На слове надо Иван сделал ударение.
– А что надо? – отрешённо буркнул старик.
– Для начала хотя бы уважать обычаи. Например, по обычаю, отец должен оставлять завещание старшему сыну. А он берёт и оставляет младшему. Может, возрасты сынов отец спутал?
– Не спутал, ой да не спутал… И обычай распрекрасно помнит… Тольке где, в каком человеческом законе записано, чтоб возради наследства сын бросал свою землю?
Внезапно старик твёрдо встал на ноги, карающе поднял ремень.
– Это кто же я, по-Вашему? – Охнув и держась за бок, прытко вскочил и Иван, не убирая остановившихся глаз с ремня и готовый во всякую секунду кинуться прочь, шелохнись только ремень. – Кто?
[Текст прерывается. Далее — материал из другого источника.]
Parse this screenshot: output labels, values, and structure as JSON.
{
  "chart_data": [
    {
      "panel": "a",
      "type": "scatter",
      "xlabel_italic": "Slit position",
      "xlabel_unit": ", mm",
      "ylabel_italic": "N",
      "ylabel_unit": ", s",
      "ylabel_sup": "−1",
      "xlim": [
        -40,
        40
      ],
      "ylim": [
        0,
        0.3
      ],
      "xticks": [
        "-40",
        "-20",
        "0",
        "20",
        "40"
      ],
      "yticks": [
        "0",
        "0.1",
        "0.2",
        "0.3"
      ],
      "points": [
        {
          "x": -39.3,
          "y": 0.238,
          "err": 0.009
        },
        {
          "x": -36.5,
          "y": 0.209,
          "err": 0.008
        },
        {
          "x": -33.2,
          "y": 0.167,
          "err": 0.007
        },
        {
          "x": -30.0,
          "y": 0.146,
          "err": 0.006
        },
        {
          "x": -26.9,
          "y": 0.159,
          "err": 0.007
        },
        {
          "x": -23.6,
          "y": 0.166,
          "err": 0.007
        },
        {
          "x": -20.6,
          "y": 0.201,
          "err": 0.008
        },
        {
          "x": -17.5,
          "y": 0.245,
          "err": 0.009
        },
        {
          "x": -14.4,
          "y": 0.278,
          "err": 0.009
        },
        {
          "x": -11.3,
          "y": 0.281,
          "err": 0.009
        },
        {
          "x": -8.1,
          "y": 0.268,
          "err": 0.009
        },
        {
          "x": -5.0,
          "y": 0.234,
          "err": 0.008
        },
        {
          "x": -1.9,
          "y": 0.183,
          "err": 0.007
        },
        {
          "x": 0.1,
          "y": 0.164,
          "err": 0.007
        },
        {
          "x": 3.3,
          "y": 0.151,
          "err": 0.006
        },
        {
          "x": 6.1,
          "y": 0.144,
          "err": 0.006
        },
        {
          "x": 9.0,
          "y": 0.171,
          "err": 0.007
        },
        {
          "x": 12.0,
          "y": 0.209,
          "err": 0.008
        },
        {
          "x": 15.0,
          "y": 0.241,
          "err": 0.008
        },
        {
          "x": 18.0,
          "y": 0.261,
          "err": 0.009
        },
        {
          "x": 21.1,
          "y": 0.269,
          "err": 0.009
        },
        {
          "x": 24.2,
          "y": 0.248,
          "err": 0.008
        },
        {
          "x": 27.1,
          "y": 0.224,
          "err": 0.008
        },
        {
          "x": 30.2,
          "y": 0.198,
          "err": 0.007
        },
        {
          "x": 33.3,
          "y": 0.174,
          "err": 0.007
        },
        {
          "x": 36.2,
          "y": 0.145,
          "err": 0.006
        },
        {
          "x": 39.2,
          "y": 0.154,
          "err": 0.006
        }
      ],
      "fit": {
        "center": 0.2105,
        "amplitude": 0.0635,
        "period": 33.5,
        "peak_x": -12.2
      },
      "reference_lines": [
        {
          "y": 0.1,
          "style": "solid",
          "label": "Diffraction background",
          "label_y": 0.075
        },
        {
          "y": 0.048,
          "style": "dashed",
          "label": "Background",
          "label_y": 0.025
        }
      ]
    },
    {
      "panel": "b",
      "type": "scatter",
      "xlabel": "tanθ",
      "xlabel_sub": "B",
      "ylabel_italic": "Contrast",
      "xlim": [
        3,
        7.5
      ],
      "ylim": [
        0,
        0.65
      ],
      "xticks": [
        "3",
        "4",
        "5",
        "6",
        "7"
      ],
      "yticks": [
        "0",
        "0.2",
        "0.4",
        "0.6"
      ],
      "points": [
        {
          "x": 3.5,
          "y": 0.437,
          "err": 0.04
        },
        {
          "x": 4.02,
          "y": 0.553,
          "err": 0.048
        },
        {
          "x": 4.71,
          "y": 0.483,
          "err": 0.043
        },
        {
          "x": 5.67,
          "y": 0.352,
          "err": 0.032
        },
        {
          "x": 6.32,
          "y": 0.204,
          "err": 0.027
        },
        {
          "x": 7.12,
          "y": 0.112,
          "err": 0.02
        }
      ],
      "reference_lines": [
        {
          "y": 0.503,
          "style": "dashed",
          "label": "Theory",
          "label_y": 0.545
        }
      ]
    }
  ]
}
– Перемётная сума… Вероломец…
Иван отшатнулся, защитительно воздел руки:
– Я? Извиняюсь. Тогда Ваш дед, Ваш батько, Вы сами – кто? Да Вам ли резоны выставлять?
– Ядрён марш! – захрипел старик, звонко щёлкнув себя ремнём по неловко подставленной у живота ладони, поскольку мизинцем, вдетым в петельку брюк, придерживал их. – А невжель тебе, ползун, учить батьку?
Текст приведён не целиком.